Sent to you by moya via Google Reader:

 
 

via Black Youth Project by Summer M. on 3/28/11

I swear I'll stop writing about Jalen Rose and The Fab Five after this week.  I promise.  I did, however, want to beat this dead horse one more good time take a moment to make a request of my (s)kinfolk.

What follows is a clip of ESPN's Chris Broussard discussing the Jalen Rose/Grant Hill issue on First Take.  What I'm mostly concerned with begins around minute 1:55.

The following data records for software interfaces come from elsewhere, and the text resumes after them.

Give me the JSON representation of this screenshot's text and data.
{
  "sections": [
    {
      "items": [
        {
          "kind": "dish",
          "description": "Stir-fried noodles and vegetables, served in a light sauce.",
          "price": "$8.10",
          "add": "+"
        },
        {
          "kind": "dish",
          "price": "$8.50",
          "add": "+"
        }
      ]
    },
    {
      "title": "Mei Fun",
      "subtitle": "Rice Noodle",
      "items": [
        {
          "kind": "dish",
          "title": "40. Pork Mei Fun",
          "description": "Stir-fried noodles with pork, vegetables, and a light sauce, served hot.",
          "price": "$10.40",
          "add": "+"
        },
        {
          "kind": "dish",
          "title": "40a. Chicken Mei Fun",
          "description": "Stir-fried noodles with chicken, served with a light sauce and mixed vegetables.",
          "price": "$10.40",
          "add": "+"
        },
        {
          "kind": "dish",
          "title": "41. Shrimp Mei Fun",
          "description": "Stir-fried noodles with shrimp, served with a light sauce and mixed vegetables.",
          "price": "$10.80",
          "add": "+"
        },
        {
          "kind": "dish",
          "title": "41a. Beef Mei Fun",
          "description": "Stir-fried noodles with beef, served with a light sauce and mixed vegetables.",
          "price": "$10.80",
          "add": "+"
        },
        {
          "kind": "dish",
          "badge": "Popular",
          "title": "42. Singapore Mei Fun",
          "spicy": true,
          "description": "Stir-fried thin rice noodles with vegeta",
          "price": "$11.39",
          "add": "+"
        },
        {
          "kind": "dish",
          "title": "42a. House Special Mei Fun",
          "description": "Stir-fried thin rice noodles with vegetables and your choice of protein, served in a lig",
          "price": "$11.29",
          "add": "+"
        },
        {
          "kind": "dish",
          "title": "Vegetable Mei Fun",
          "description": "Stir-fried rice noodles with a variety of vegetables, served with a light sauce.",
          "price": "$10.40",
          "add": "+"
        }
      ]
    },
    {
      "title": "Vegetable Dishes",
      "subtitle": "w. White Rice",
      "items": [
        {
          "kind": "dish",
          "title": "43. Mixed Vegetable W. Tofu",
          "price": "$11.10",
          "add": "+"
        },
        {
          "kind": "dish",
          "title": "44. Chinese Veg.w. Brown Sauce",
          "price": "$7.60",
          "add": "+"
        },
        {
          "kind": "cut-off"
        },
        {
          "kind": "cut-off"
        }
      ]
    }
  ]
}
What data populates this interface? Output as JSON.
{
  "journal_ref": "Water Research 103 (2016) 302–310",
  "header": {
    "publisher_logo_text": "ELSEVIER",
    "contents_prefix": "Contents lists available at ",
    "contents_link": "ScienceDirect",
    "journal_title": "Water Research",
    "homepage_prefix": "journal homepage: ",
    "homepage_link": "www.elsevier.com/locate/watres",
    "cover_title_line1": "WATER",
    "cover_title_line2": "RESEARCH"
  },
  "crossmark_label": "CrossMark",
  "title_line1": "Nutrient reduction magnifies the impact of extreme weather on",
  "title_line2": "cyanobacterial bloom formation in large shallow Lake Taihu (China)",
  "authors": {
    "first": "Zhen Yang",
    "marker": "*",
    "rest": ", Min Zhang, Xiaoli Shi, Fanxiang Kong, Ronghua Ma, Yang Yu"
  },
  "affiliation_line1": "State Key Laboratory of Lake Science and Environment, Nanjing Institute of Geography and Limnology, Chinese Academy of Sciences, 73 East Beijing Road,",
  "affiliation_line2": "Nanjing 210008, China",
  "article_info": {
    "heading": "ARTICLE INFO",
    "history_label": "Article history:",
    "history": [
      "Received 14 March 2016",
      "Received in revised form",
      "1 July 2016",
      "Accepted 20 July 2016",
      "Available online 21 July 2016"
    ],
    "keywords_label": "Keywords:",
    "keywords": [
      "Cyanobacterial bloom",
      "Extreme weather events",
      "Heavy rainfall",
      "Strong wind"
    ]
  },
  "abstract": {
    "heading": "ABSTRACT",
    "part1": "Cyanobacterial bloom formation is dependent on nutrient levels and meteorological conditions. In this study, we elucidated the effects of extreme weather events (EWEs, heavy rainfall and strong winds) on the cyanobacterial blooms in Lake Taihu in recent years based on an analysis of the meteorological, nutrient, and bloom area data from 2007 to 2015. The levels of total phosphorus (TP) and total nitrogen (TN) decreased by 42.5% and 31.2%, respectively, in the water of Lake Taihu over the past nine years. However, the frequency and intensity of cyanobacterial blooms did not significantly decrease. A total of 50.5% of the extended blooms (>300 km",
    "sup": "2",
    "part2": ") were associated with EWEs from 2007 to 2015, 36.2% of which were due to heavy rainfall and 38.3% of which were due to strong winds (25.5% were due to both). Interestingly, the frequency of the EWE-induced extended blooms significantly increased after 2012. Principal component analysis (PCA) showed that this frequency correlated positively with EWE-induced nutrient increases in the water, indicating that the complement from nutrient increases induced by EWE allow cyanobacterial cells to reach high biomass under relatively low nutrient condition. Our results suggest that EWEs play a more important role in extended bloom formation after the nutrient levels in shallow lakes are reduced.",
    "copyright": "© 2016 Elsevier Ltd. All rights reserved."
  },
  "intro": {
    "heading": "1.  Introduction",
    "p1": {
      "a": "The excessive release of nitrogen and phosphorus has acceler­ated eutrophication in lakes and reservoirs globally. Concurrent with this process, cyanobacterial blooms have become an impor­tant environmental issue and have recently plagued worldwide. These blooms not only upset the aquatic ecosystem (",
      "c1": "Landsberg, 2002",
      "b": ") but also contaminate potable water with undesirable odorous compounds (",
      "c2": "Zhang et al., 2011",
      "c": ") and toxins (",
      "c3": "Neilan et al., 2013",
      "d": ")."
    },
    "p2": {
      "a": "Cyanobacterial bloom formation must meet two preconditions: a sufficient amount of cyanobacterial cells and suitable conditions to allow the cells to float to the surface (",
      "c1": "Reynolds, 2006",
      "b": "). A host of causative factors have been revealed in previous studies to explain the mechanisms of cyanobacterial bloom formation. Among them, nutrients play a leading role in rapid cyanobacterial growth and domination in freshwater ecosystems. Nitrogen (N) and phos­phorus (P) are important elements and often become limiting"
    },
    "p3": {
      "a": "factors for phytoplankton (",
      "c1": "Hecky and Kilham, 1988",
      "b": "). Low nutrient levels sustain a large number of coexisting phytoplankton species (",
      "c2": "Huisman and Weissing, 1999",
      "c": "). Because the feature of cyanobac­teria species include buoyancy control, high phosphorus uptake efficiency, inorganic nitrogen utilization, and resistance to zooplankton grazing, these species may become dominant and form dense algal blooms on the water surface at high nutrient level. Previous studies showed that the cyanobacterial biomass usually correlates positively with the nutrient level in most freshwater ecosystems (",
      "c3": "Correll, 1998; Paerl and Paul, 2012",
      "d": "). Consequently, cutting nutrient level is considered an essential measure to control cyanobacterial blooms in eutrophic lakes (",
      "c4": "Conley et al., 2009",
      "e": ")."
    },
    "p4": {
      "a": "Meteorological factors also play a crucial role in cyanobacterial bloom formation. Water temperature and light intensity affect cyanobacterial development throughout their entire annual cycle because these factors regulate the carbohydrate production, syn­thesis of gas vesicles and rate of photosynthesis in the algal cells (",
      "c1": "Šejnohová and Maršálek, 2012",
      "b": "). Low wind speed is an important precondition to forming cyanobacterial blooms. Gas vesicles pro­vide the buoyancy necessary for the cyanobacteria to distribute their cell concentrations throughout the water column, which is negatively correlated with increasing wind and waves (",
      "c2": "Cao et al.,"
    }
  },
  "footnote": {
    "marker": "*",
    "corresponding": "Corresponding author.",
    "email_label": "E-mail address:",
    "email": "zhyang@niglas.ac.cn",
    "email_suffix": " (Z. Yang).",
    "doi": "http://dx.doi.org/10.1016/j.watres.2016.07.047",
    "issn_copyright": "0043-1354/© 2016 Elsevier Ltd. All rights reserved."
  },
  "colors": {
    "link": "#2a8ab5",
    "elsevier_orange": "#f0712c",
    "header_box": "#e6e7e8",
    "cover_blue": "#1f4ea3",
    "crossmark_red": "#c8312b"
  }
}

Now, I have a lot of respect for Broussard.  I think he's a great NBA reporter.  I follow him on Twitter and read his articles especially around the trade deadline and free agent season.  However, this bit of commentary here made me stare at my computer with WTF-face.  It was as if Broussard wanted to cram everything Baines taught Malcolm into one tv segment.  That's not my point--or my beef.  What is, though, is very simply outlined below:

Dear Black People (especially those charged with explaining black people to the cable tv masses):

Can we retire the phrase "dirty laundry" from our vocabularies, like, now?  Please?

Love, me

No, seriously.  Can this just, um, stop?  Does the NAACP have a word/phrase burial application I can complete to make this happen?

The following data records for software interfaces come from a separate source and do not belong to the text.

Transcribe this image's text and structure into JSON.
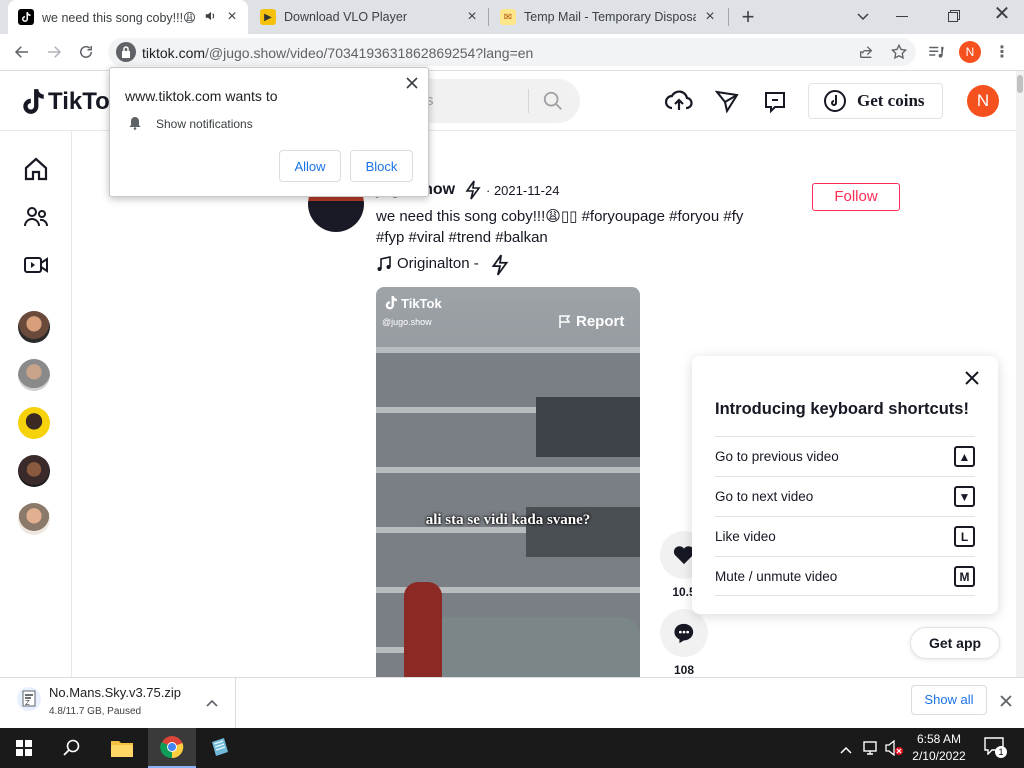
{
  "browser": {
    "tabs": [
      {
        "title": "we need this song coby!!!😩",
        "active": true
      },
      {
        "title": "Download VLO Player",
        "active": false
      },
      {
        "title": "Temp Mail - Temporary Disposab",
        "active": false
      }
    ],
    "new_tab_label": "+",
    "url_host": "tiktok.com",
    "url_path": "/@jugo.show/video/7034193631862869254?lang=en",
    "profile_initial": "N"
  },
  "notification_prompt": {
    "title": "www.tiktok.com wants to",
    "permission": "Show notifications",
    "allow_label": "Allow",
    "block_label": "Block"
  },
  "tiktok_header": {
    "logo_text": "TikTok",
    "search_placeholder": "s",
    "get_coins_label": "Get coins",
    "user_initial": "N"
  },
  "post": {
    "author_partial": "jugo.show",
    "date": "· 2021-11-24",
    "follow_label": "Follow",
    "caption_line1": "we need this song coby!!!😩▯▯ #foryoupage #foryou #fy",
    "caption_line2": "#fyp #viral #trend #balkan",
    "sound": "Originalton -",
    "video_watermark": "TikTok",
    "video_handle": "@jugo.show",
    "report_label": "Report",
    "subtitle": "ali sta se vidi kada svane?",
    "likes": "10.5",
    "comments": "108"
  },
  "shortcuts": {
    "title": "Introducing keyboard shortcuts!",
    "items": [
      {
        "label": "Go to previous video",
        "key": "▲"
      },
      {
        "label": "Go to next video",
        "key": "▼"
      },
      {
        "label": "Like video",
        "key": "L"
      },
      {
        "label": "Mute / unmute video",
        "key": "M"
      }
    ]
  },
  "get_app_label": "Get app",
  "download": {
    "filename": "No.Mans.Sky.v3.75.zip",
    "status": "4.8/11.7 GB, Paused",
    "show_all_label": "Show all"
  },
  "taskbar": {
    "time": "6:58 AM",
    "date": "2/10/2022",
    "notification_count": "1"
  },
  "colors": {
    "tiktok_red": "#fe2c55",
    "avatar_orange": "#f5511e",
    "chrome_tabbar": "#dee1e6"
  }
}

Although he doesn't explain exactly what he means, I think Broussard employs the phrase to describe the class tension inherent in the discussion about Rose and Hill.  And, well, I think that's kind of ridiculous.  Broussard, however, isn't the only one to do this.  Anytime black folk start acting out in places where white folk can see, someone is bound to talk about "airing dirty laundry."  And that needs to stop.

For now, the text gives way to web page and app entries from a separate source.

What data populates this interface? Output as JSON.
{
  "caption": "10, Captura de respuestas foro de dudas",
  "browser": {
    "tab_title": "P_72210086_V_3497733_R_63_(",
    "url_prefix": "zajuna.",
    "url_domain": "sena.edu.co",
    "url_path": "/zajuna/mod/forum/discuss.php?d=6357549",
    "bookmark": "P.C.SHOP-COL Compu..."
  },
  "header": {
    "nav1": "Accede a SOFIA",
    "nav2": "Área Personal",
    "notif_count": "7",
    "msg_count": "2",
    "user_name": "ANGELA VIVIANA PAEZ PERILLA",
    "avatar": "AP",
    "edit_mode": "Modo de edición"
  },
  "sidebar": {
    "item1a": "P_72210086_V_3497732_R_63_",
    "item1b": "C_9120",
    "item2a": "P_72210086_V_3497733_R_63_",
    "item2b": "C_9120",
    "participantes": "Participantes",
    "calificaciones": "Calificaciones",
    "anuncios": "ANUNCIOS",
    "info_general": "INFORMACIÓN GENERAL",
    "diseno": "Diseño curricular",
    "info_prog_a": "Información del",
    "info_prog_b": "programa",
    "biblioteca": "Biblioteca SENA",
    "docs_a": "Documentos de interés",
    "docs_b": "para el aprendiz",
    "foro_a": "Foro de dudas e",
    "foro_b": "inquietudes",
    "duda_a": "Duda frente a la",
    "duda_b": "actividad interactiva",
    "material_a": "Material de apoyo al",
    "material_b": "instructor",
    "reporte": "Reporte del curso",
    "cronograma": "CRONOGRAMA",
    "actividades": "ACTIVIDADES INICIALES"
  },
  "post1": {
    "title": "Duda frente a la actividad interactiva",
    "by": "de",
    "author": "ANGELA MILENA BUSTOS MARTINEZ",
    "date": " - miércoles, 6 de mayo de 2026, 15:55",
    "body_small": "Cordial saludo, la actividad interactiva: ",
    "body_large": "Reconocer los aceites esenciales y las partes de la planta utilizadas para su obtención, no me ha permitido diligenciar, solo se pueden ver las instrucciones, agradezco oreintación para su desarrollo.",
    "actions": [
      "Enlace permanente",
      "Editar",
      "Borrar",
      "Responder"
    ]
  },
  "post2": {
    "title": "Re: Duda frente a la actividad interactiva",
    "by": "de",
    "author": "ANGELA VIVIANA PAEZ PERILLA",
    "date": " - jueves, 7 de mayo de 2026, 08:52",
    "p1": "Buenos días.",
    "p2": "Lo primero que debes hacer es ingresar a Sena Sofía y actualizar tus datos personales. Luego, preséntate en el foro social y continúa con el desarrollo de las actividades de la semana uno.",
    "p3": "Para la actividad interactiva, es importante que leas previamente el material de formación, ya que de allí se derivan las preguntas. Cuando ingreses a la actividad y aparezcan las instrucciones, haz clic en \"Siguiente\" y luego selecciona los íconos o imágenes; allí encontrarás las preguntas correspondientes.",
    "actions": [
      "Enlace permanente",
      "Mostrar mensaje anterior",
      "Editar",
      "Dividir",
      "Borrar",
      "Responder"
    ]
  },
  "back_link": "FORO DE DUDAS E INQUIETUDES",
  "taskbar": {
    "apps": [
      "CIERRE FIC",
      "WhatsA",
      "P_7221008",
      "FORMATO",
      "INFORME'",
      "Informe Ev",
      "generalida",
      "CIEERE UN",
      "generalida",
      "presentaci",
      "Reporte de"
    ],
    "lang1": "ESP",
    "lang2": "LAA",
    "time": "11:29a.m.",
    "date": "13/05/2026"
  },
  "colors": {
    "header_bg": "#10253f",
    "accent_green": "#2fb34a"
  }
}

  1. Black people's laundry is no dirtier than anyone else's.  Don't believe me?  Watch an episode of Dateline.  Or last season of Intervention.
  2. Making a claim that allows for discussion about certain tensions between black people at large is not the same as putting your business out on front street.
  3. To that last point, such discussions inevitably show that black people are not monolithic.  Rather, it proves that black people look like Jalen Rose and Grant Hill and the Huxtables and the Evanses and everything in between.  If such laundry is not aired, if you will, the prevailing, stereotypical images that Broussard finds so frustrating continue to monopolize public images of blackness.  And the opinions about authentic blackness that Broussard focuses on are never disrupted.
  4. In my mind, "dirty laundry" is a euphemism for "making a fool of yourself/us in front of white people."  And that is rooted in this impulse to appear respectable--yes, that's the word of the week again--in front of company, as if such excellent behavior would be rewarded with things like, I dunno, voting rights or a decent grocery store in the 'hood.  Frankly, how irrational is that?  Black people disagreeing amongst each other or revealing that they don't all think the same way or have the same experiences or even like each other is not a bad thing.  Nor should such exercises be implicitly discouraged because it opens black people to judgment by some invisible jury whose power we should have stopped believing in long ago.  Further, it makes no sense to me to suggest that class tension is some secret of blackness that should not be discussed in mixed company.  It's class tension, not the solution to next week's Soul Train scramble board.

Two more random things:

Shout out to VCU!

Other than the fact that his blonde hair means that I will be referring to him as Chrisqo, I have nothing to say about Chris Brown.